The Municipal Corporation of Gurgaon (MCG) has identified 40 locations in the Millennium City for constructing public toilets.
The civic body is all set to invite tenders for building these toilets. The residents will not be charged for using the facility, which will be customised according to the location and the expected usage.
The residents of New Gurgaon, however, say they have little to rejoice. They rue that despite the unprecedented scale of development over the past three decades, civic infrastructure has been neglected.
While Gurgaon’s population is around 20 lakh, it has less than 30 public toilets.
“The problem stems from the multiplicity of authorities and the value being accorded to land, not the residents. There are so many malls, upscale neighbourhoods and markets, but where are the toilets? All residents must demand a single authority like Gurgaon development authority,” said Ruchika Sethi Takkar, a citizens’ group activist.
Residents say that even though public conveniences have been planned for the city time and again, with the temporary installation of mobile toilets by the Haryana Urban Development Authority (Huda) two years back, they have not been satisfactory.
“The authorities looked at many important factors like maintenance charges but there was no plan on providing accommodation to those who were supposed clean these toilets. As for mobile toilets, where and how will the waste be discharged from the toilets has to be established,” said Harish Capoor, an activist from citizens’ group Clean Gurgaon.

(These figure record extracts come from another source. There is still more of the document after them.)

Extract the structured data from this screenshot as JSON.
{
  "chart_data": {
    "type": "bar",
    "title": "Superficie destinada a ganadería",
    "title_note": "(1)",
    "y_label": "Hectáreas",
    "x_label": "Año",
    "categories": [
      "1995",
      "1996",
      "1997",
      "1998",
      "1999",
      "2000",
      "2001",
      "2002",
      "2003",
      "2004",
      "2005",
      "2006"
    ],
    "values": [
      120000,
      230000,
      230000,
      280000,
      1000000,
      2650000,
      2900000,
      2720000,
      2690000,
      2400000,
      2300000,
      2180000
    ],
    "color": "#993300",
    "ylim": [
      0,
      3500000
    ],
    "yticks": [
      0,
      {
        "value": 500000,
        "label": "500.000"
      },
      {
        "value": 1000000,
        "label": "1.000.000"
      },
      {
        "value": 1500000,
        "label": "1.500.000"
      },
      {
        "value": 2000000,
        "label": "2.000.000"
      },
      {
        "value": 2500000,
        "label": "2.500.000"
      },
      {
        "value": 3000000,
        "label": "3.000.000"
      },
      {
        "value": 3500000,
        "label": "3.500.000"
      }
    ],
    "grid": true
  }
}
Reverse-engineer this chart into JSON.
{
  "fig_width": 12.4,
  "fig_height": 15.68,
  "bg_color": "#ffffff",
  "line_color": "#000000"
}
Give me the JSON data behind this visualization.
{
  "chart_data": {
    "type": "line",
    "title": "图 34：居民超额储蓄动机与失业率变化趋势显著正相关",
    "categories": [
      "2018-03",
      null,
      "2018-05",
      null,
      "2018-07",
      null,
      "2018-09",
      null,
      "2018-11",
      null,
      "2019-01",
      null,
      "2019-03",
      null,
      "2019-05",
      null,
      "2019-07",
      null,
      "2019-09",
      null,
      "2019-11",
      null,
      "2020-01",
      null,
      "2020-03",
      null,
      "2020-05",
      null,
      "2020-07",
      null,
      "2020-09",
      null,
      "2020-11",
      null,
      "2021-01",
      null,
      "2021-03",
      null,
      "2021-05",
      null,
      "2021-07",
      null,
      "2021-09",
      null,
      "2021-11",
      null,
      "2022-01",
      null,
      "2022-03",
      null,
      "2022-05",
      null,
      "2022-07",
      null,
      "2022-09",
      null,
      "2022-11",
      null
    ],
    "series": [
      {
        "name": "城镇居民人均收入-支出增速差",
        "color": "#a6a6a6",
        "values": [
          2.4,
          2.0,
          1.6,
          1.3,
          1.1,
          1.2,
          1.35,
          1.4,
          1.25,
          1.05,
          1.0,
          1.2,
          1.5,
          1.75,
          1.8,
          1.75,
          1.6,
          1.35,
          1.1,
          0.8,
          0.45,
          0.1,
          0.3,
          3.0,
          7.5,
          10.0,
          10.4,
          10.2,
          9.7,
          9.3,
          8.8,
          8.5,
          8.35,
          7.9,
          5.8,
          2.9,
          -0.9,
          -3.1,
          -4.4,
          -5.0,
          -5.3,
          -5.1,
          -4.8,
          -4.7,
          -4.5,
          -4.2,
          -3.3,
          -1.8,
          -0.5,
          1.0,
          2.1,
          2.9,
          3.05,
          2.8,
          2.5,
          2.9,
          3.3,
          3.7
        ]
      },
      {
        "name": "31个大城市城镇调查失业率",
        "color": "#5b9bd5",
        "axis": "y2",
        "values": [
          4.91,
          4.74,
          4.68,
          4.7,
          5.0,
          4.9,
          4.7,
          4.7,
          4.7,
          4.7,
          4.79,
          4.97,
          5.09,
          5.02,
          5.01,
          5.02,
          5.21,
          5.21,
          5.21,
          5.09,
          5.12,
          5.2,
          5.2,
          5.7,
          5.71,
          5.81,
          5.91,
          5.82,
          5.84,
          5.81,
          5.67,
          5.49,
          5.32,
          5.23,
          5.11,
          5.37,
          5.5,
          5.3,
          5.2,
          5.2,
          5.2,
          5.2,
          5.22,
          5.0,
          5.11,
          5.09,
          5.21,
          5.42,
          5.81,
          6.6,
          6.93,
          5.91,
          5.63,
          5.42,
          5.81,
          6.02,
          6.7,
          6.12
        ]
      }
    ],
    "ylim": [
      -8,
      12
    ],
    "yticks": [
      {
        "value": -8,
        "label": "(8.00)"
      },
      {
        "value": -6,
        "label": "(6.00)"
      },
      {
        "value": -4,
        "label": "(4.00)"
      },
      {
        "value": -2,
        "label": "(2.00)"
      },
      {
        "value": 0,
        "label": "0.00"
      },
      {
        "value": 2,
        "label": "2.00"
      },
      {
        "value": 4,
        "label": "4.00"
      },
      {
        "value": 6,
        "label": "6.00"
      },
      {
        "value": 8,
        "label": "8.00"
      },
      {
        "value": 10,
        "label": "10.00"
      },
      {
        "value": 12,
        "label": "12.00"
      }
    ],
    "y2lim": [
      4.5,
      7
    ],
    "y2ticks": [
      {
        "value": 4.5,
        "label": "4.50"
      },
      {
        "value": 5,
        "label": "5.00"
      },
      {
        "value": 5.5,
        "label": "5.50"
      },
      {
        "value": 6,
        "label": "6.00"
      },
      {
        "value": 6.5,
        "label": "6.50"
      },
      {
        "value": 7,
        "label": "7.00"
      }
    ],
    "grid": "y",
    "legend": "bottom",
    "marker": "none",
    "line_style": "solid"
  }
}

Capoor added that public toilets provided by Sulabh can be a good model for Gurgaon. “We can even have a donation box where people can contribute to the maintenance of the toilets,” he said.
Meanwhile, councillors say they have taken up the issue.
“The installation of mobile toilets did not contribute effectively to the city. When we say that new Gurgaon needs public toilets, officials argue that you have malls in the area with the best toilets and that only those living in panchayat areas need the amenities. It is deplorable that those walking on the streets have no place to relieve themselves. I have asked for at least seven toilets for my ward,” said Rama Rani Rathee, councillor, ward 34.